We stood there chatting as long as we could stand it. I hugged people goodbye and exchanged contact information with them. I went to get hot chocolate with two friends and promised to meet up with new friends in the future. And then I came to a realization.
Activism is is an expression of love and of hope. Sometimes activism looks like anger, but those who come out usually recognize the deep role and importance that a subject has had in their lives, and their protest is an attempt to profess that love and defend it.
On Friday, it was about the love of small business and neighborhoods that allow you to know your deli guy, to have relationships with bodega and restaurant owners, about the appreciation of a mixed-income community where people have agency.
And it was also about the assertion of that personal agency.

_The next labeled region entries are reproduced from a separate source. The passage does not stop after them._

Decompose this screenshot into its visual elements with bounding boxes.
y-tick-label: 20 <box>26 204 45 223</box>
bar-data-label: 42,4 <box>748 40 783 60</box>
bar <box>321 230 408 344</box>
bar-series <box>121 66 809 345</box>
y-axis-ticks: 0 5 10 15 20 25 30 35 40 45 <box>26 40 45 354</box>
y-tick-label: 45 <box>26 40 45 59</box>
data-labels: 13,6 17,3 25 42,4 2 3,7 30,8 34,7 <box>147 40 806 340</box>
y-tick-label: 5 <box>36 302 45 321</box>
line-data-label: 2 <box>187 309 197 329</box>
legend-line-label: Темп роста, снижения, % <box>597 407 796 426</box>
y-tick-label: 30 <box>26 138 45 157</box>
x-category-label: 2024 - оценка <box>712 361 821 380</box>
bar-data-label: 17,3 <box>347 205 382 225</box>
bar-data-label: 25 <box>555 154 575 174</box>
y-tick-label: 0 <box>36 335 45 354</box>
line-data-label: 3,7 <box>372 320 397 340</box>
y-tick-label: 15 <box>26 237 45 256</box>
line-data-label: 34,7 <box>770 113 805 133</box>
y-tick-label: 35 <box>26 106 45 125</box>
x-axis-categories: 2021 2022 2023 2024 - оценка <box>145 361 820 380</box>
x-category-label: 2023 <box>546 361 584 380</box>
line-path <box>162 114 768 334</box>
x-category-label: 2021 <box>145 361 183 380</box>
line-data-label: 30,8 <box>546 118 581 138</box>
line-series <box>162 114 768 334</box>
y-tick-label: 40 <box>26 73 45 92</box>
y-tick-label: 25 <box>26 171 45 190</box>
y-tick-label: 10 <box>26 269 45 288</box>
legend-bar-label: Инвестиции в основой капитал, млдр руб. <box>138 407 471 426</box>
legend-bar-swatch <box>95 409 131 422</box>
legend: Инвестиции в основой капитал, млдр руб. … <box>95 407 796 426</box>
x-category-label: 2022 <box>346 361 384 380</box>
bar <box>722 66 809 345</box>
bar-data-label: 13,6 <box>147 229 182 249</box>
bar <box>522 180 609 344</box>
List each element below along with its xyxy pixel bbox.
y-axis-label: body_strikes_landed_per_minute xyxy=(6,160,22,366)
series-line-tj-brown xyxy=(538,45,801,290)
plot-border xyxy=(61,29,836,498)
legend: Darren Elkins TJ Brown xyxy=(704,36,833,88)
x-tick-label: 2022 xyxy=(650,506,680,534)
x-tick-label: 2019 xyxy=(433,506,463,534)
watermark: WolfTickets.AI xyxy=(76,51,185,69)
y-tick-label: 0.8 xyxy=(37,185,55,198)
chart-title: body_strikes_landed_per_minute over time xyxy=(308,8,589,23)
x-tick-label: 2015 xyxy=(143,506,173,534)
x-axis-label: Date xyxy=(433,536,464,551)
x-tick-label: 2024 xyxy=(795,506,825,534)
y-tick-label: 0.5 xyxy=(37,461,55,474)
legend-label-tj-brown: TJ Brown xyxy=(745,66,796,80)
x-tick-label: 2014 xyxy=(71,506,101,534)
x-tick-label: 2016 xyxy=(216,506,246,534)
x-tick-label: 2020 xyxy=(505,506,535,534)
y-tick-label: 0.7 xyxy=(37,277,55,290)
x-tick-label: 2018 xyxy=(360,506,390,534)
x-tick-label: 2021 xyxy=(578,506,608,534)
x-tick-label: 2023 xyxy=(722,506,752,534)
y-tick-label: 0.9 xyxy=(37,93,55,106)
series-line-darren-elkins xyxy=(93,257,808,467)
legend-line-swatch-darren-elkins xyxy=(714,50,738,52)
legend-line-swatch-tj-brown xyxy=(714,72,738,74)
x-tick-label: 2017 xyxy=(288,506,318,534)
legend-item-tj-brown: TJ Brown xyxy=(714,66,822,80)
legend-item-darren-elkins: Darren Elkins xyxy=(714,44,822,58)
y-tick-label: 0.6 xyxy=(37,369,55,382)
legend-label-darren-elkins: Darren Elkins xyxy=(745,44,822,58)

Before I ever attended a protest, I would watch the news and feel small. I would look at the people making decisions about my community, my government and my life as giants, people who were untouchable and unstoppable, and I was just there to receive the fruits of their will, good or bad.
But then to show up, to stand outside and offer up support for an idea you care about, it felt incredible. The first time I met a senator, I was shocked to discover I was nearly as tall as them. My voice was just as loud.
We were the same, but I had given them power. When we give people power, we deserve to be able to give feedback on how they use it.
Activism is an act of love and an act of self-assertion. It means that you believe your opinion matters, and you want to find community with others who believe the same.
Holding the hand of the man in pain, bearing witness to the man who has struggled while also seeing the great beauty in his voice and his abilities and talents, that is a meaningful human act.
A protest can feel like a big act, but it is really a thousand small acts of community, recognition, support, and love. And that community is so needed right now.